At its developer conference held earlier this week in New York, the MongoDB team announced the latest version of its database management software that includes a variety of advanced features, including Field Level Encryption, Distributed Transactions, and Wildcard Indexes.
The newly introduced Field Level Encryption (FLE), which will be available in the upcoming MongoDB 4.2 release, is an end-to-end encryption feature that encrypts and decrypts sensitive users’ data on the client-side, preventing hackers from accessing plaintext data even if the database instance left exposed online or the server itself gets compromised.
Almost every website, app, and service on the Internet today usually encrypt (particularly “hashing”) only users’ passwords before storing them into the databases, but unfortunately left other sensitive information unencrypted, including users’ online activity data and their personal information.
Moreover, even if there is an encryption mechanism to store data securely on the server, the private keys to unlock it and decryption operation also remain available on the server, which if get compromised, can be used by hackers to decrypt the data.
“With the rigor required by compliance to modern legal requirements, there comes the new need to ingest, query and store encrypted data securely in the database without the database having the ability to read it,” the company says.
In other words, the cloud providers or administrators who have access to the database server itself can also access users’ data—unencrypted or even server-side encrypted—without requiring any privilege from the clients.
MongoDB’s Client-Side Field Level Encryption
However, MongoDB’s new field-level encryption allows websites to solve this issue quickly as it does not involve performing cryptographic operations or storing encryption keys on the server.
Instead, FLE is a transparent client-side mechanism that relies on the MongoDB client library to act as a driver and handles the encryption and decryption operations on the users’ devices to protect specific fields in a document against everyone except the user.
That means a specific chunk of encrypted data stored on an application’s server can only be decrypted and accessed on the client-side using the right key/password which only belongs to the user.
“With this option, the server has no knowledge of the fields being encrypted.
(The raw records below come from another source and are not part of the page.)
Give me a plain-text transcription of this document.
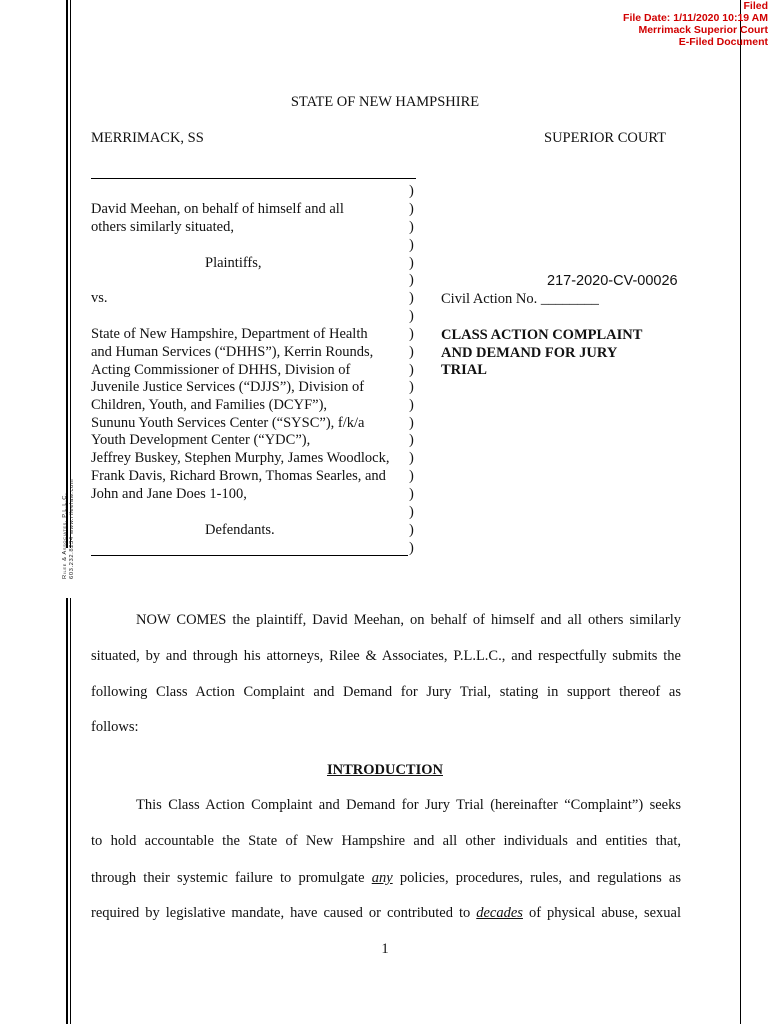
Rilee & Associates, P.L.L.C. 603.232.8234 www.rileelaw.com
Filed
File Date: 1/11/2020 10:19 AM
Merrimack Superior Court
E-Filed Document
STATE OF NEW HAMPSHIRE
MERRIMACK, SS	SUPERIOR COURT
David Meehan, on behalf of himself and all
others similarly situated,
Plaintiffs,
vs.
State of New Hampshire, Department of Health
and Human Services (“DHHS”), Kerrin Rounds,
Acting Commissioner of DHHS, Division of
Juvenile Justice Services (“DJJS”), Division of
Children, Youth, and Families (DCYF”),
Sununu Youth Services Center (“SYSC”), f/k/a
Youth Development Center (“YDC”),
Jeffrey Buskey, Stephen Murphy, James Woodlock,
Frank Davis, Richard Brown, Thomas Searles, and
John and Jane Does 1-100,
Defendants.
)
)
)
)
)
)
)
)
)
)
)
)
)
)
)
)
)
)
)
)
)
217-2020-CV-00026
Civil Action No. ________
CLASS ACTION COMPLAINT
AND DEMAND FOR JURY
TRIAL
NOW COMES the plaintiff, David Meehan, on behalf of himself and all others similarly
situated, by and through his attorneys, Rilee & Associates, P.L.L.C., and respectfully submits the
following Class Action Complaint and Demand for Jury Trial, stating in support thereof as
follows:
INTRODUCTION
This Class Action Complaint and Demand for Jury Trial (hereinafter “Complaint”) seeks
to hold accountable the State of New Hampshire and all other individuals and entities that,
through their systemic failure to promulgate any policies, procedures, rules, and regulations as
required by legislative mandate, have caused or contributed to decades of physical abuse, sexual
1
All the encryption and decryption is done at the driver level,” the company said.
“It’s the driver that when it sees an encrypted field is involved in a write or query command, gets appropriate keys from the key manager, encrypts the data, and sends it to the server.”
“The server then only sees ciphertext and has no knowledge of the keys. When results are returned from the server, that ciphertext is sent by the server to the driver, and it’s there that the driver, which already has the keys, decrypts it.”
For now, MongoDB is only compatible with the AWS Key Management Service (KMS) service to make it easier for users to create and manage their keys to control the use of encryption across a service.
However, the company will soon make it compatible with Microsoft Azure Key Vault and Google Cloud services as well.
It should also be noted that MongoDB’s field-level encryption doesn’t prevent a data breach, but blocks hackers from accessing the sensitive data in plaintext when it is stolen, thus mitigating the risk.
In worst case scenarios, attackers can access limited data of only those targeted users whose systems somehow get compromised and leak the encryption key to the attackers.